[20130327]dbms_stats.seed_col_usage的使用.txt
http://blogs.oracle.com/optimizer/entry/how_do_i_know_what_extended_statistics_are_needed_for_a_given_workload
http://www.itpub.net/thread-1498587-1-1.html
oracle 11.2.0.2介绍了Auto Column Group Creation,自动确立在那些字段上建立extended statistics。我以前在11.2.0.1下使用。
它也有这个命令,执行出现如下错误:
执行如下,以sys用户,出现:
SQL> exec DBMS_STATS.SEED_COL_USAGE (NULL,NULL,300);
BEGIN DBMS_STATS.SEED_COL_USAGE (NULL,NULL,300); END;
*
ERROR at line 1:
ORA-13754: "SQL Tuning Set" "" does not exist for user "SYS".

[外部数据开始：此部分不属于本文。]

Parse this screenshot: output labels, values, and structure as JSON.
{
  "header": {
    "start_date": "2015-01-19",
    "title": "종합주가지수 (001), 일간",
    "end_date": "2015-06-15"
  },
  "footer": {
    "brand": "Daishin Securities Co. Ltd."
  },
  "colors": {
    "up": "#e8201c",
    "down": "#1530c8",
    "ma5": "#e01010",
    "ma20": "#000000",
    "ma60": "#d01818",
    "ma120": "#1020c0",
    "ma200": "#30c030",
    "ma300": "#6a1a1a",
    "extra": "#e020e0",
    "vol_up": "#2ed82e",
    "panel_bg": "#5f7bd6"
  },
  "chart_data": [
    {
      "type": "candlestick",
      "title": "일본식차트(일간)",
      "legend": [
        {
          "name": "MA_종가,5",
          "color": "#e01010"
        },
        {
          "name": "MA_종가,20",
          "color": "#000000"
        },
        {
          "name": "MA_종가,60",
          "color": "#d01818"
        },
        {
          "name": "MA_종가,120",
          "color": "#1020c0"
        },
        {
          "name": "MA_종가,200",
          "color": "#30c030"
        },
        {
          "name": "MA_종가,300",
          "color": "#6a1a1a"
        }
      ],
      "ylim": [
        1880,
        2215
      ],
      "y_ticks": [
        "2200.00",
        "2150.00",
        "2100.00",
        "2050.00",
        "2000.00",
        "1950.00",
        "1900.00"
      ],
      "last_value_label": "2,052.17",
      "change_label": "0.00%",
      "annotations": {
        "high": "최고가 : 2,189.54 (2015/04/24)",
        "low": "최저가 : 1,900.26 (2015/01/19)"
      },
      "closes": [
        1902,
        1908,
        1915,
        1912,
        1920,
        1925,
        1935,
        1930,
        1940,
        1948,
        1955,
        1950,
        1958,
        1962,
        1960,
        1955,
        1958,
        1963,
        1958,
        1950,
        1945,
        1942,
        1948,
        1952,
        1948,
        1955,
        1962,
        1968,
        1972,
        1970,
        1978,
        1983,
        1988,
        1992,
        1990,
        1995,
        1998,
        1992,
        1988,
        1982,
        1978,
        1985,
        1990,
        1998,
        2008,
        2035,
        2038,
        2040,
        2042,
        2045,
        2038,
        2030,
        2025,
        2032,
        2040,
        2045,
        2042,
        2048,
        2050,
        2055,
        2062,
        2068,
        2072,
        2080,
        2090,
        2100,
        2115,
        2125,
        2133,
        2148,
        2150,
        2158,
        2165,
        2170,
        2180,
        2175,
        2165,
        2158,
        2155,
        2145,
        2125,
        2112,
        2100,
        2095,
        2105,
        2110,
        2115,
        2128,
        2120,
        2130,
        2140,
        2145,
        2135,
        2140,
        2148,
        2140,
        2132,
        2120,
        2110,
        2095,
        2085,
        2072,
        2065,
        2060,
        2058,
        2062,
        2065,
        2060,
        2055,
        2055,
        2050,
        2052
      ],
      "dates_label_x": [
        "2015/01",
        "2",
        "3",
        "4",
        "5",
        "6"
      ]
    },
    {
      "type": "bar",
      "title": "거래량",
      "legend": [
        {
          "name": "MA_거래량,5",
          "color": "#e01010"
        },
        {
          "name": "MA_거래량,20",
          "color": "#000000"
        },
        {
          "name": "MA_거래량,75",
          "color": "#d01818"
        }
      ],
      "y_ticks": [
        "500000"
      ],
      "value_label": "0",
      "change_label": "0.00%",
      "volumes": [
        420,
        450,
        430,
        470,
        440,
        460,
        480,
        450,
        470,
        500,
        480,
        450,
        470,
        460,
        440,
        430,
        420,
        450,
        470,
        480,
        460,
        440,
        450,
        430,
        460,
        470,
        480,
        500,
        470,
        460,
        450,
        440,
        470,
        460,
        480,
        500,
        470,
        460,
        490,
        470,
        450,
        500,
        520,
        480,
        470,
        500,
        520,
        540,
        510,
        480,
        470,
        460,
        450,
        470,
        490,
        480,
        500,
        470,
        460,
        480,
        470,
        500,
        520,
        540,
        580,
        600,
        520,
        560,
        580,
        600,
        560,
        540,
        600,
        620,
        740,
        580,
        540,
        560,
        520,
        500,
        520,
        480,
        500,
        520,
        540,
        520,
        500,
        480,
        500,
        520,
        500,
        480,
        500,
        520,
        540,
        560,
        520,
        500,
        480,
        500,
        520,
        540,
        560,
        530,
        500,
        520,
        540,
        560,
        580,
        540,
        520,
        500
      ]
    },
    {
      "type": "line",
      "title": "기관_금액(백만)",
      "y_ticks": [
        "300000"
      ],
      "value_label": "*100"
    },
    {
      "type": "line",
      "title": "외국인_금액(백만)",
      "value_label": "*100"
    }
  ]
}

ORA-06512: at "SYS.DBMS_SQLTUNE_INTERNAL", line 17379
ORA-06512: at "SYS.DBMS_STATS", line 28451
ORA-06512: at line 1
前一阵子,终于将测试环境升级到了11.2.0.3,自己重复这个测试:
1.建立测试环境:
SQL> @ver
BANNER
--------------------------------------------------------------------------------
Oracle Database 11g Enterprise Edition Release 11.2.0.3.0 - 64bit Production
create table t1 as select rownum id1 ,mod(rownum,2) id2,'test' name from dual connect by level
insert into t1 select rownum+10000 ,3 id2,decode(mod(rownum,2),1,'mmmm',0,'test') from dual connect by level
commit ;
SQL> select id2,name ,count(*) from t1 group by id2,name ;
ID2 NAME COUNT(*)
---------- -------------------- ----------
3 mmmm 50
1 test 5000
0 test 5000
3 test 50
SQL> exec dbms_stats.gather_table_stats(user,'t1',method_opt => 'for all columns size 1');
PL/SQL procedure successfully completed.
SQL> Select * from t1 where id2=3 and name='mmmm';
SQL> @dpc '' ''
PLAN_TABLE_OUTPUT
-------------------------------------------------------------
SQL_ID f6x401mx48a43, child number 0
-------------------------------------
Select * from t1 where id2=3 and name='mmmm'
Plan hash value: 3617692013
--------------------------------------------------------
| Id | Operation | Name | E-Rows | Cost (%CPU)|
--------------------------------------------------------
| 0 | SELECT STATEMENT | | | 10 (100)|
|* 1 | TABLE ACCESS FULL| T1 | 1683 | 10 (0)|
--------------------------------------------------------
Predicate Information (identified by operation id):
---------------------------------------------------
1 - filter(("ID2"=3 AND "NAME"='mmmm'))
--可以发现 E-Rows=1683与实际的50相差很远。
再次执行:
PLAN_TABLE_OUTPUT
-----------------------------------------------------------
SQL_ID f6x401mx48a43, child number 1
-------------------------------------
Select * from t1 where id2=3 and name='mmmm'
Plan hash value: 3617692013
--------------------------------------------------------
| Id | Operation | Name | E-Rows | Cost (%CPU)|
--------------------------------------------------------
| 0 | SELECT STATEMENT | | | 10 (100)|
|* 1 | TABLE ACCESS FULL| T1 | 50 | 10 (0)|
--------------------------------------------------------
Predicate Information (identified by operation id):
---------------------------------------------------
1 - filter(("ID2"=3 AND "NAME"='mmmm'))
Note
-----
- cardinality feedback used for this statement
- Warning: basic plan statistics not available. These are only collected when:
* hint 'gather_plan_statistics' is used for the statement or
* parameter 'statistics_level' is set to 'ALL', at session or system level
25 rows selected.
--可以发现 E-Rows 正确,主要是使用了11G的新特性cardinality feedback。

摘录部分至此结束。